The following is the first page of a story from a graded reader on Tadoku (https://tadoku.org/). The original file is a PDF; here I just pasted in an image to share.
I haven’t used LingQ for Japanese, but I was curious about this. While studying one language or another, haphazardly, I have seen some imports work and others not work. I decided to give your import a try.
Overall, my experience was better than yours. I hope this helps you get past the hurdle that is blocking you, @gmeyer.
On Windows 11, I downloaded w0004e-michikonohoshizora-v2.pdf (not w0004p-michikonohoshizora-v2.pdf). Viewing lingq.com with a Chrome web browser, I used drag-and-drop to import that file. It worked OK. I got a normal LingQ lesson. My web browser view says that the LingQ lesson has 67 pages. Sentence View sees 670 sentences. So far, so good.
The last section of Japanese text in that lesson is labelled “33”, meaning “end of page 33” of the 50 page PDF. So there are 17 missing pages from that lesson. That is normal. That happens when importing one long file (PDF, TXT, etc) into LingQ. Lingq tries to split the one too-long PDF into many LingQ lessons. The split worked for me. One PDF, two lessons.
There is some material on page one that is not proper Japanese. Stuff like the following. Not a problem, just push past it.
The learning material starts on page five of LingQ lesson 1 (of the 2 lessons generated by the one PDF).
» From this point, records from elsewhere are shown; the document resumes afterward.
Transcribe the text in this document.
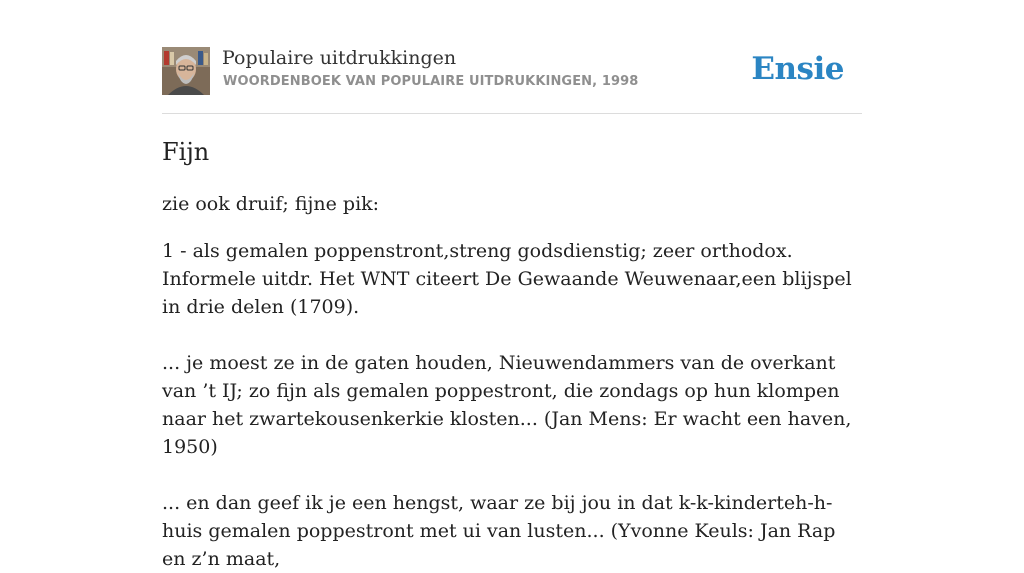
Populaire uitdrukkingen
WOORDENBOEK VAN POPULAIRE UITDRUKKINGEN, 1998	Ensie
Fijn

zie ook druif; fijne pik:

1 - als gemalen poppenstront,streng godsdienstig; zeer orthodox. Informele uitdr. Het WNT citeert De Gewaande Weuwenaar,een blijspel in drie delen (1709).

... je moest ze in de gaten houden, Nieuwendammers van de overkant van ’t IJ; zo fijn als gemalen poppestront, die zondags op hun klompen naar het zwartekousenkerkie klosten... (Jan Mens: Er wacht een haven, 1950)

... en dan geef ik je een hengst, waar ze bij jou in dat k-k-kinderteh-h-huis gemalen poppestront met ui van lusten... (Yvonne Keuls: Jan Rap en z’n maat,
The lesson is useable, but the LingQ import does not do word segmentation as well as a human, and you have to be tolerant of transposed furigana. Sometimes the furigana are transposed quite a distance from where you might expect. An example is “ekimae”. A sample from what I see:
I am unable to import pdf files that have images in them both for German and English. I tried converting them into txt format with Calibre ; failed conversion. I am left to import pdf/txt files that have no images/pictures in them.
@gmeyer LingQ can import PDF files (click the import button near the top right of your library screen on desktop).
However, the PDF file you shared cannot be imported. Vertical Japanese is tricky. Furthermore, I noticed that I’m unable to run my cursor over the text and highlight. If that’s not possible, most likely the text cannot be imported.
Here’s a PDF file that can be imported. However, it’s written horizontally.
I tried another PDF that was written vertically.
LingQ is able to import the file but the text is not in the correct order. I’ll ask the dev team if this can be solved.
@gmeyer Right now, LingQ is not planning to develop a way to import vertical Japanese text from PDF and re-format horizontally.
However, I fiddled around with ChatGPT and was able to extract the text from the PDF without furigana. From there, I manually imported the text into LingQ. So, there is a way to do it but it just takes a bit of time and prompting.
Prompt: “I would like you to extract the text and format it vertically. Omit furigana”.
I was able to do a page no problem. It may take multple prompts back and forth to do an entire novel. As long as the PDF text can be highlighted, text extraction is possible.